There is a unique relationship that I share with all the video games that I have played since childhood and of the various characters that have had a huge role in shaping my life and developing my ambitions for a future in advertising and web designing. Yes, I am in the hopes of taking it up as a career though nothing is in the pipelines currently but I have made up my mind and not relegate myself to judi poker online, which can only increase vices in a person.
Years later, in the summer of 2011, I fell in love. At a friend’s house, I noticed the second game in the series, simply labeled Assassins Creed II. Once again, more than eager to prove myself, I insisted that her little brother fire up the game, and eagerly gripped the controller in my hand. Once again, after years of attempting to convince everyone that I could just be ‘one of the guys’ because I knew that the X meant jump, I managed to revert back several stages of evolution. Yet somehow, through that mess of embarrassing failures, I fell in love with the game.
I fell in love with the main character, Ezio Auditore, the parkour-styled moves, and admittedly, the historical accuracy. That night, I brought the game home, and finished within a couple of weeks.
The story followed Ezio’s journey through Italy, first seeking revenge for the death of his family, then unveiling a drawn-out war between the Templars and the Assassins, a war which he becomes a part of, fighting as an Assassin for the freedom of the people. Yet this proved only to be point of the plot rather than the plot itself, interwoven with the story of Desmond Miles, through whose genetic memory the story is being exposed, and the elusive presence of Subject 16.

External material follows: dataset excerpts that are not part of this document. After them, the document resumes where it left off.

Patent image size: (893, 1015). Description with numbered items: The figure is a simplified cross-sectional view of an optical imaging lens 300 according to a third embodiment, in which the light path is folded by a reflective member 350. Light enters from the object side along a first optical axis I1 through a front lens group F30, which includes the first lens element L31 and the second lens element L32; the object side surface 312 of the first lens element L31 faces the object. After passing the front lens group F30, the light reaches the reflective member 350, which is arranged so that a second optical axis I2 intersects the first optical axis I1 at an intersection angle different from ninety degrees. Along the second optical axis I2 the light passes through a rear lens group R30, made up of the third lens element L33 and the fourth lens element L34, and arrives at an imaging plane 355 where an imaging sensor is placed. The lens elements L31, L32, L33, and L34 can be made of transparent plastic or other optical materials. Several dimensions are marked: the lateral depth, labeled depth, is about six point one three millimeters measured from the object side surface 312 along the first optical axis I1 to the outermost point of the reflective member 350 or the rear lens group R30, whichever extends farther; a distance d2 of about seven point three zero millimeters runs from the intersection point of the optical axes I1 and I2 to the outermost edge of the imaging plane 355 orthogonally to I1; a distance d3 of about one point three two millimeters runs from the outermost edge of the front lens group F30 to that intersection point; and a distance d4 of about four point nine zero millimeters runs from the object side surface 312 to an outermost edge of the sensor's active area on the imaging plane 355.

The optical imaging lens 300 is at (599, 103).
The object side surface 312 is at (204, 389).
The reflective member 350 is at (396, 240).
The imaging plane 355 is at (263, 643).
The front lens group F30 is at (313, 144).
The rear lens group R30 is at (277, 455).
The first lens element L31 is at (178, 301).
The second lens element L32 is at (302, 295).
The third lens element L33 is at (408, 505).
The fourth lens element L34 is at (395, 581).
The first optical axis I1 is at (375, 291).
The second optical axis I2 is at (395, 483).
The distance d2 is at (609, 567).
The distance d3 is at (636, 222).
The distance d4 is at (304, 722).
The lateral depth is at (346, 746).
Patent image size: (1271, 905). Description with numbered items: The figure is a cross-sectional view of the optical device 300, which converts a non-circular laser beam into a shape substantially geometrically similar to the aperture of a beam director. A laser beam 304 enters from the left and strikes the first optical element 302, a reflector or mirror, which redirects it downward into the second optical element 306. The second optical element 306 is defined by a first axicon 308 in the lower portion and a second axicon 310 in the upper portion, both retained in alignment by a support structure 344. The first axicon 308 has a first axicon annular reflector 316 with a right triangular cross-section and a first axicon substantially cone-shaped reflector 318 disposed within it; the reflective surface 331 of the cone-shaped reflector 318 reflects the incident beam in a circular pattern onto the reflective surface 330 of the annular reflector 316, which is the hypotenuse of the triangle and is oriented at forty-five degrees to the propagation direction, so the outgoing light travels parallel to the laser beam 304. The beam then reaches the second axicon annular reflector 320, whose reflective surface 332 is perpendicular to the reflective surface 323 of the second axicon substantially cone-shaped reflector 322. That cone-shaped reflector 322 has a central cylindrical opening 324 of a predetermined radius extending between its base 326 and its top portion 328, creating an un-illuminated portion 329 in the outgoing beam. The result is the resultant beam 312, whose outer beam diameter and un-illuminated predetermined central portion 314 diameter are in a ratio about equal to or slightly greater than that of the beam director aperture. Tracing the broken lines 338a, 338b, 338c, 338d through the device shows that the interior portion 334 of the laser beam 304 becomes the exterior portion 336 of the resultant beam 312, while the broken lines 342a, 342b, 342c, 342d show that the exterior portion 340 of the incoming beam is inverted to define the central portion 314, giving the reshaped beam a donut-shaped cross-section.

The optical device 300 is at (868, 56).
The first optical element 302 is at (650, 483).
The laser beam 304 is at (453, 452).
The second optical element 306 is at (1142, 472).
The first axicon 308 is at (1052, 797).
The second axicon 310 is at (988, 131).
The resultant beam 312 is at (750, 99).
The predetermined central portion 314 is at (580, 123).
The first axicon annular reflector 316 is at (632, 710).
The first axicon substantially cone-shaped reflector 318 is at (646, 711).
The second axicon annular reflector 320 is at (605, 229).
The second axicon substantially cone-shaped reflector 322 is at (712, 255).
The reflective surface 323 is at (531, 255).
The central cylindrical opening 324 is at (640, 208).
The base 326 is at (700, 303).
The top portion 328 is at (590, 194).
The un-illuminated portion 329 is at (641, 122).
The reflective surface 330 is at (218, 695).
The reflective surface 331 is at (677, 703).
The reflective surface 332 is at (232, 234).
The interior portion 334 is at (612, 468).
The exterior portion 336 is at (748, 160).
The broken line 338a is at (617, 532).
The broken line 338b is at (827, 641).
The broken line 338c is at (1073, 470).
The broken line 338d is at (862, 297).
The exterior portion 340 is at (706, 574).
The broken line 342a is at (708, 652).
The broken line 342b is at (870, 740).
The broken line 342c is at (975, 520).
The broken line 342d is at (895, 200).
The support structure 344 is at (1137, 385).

After I finished the second game, there was no turning back. I splurged on a PS3, bought brotherhood, which I finished in even less time than the Assassins creed II, played the first game immediately after, then got Revelations as a Christmas gift. I’ve played each game at least twice now. It was my male friends, apparently delighted that I could put knowledge behind my ravings now, forcibly spread my interest to other games. Since then, I’ve been laden with titles such as Heavy Rain, Uncharted, The Dragon Age origins, and I haven’t been able to stop.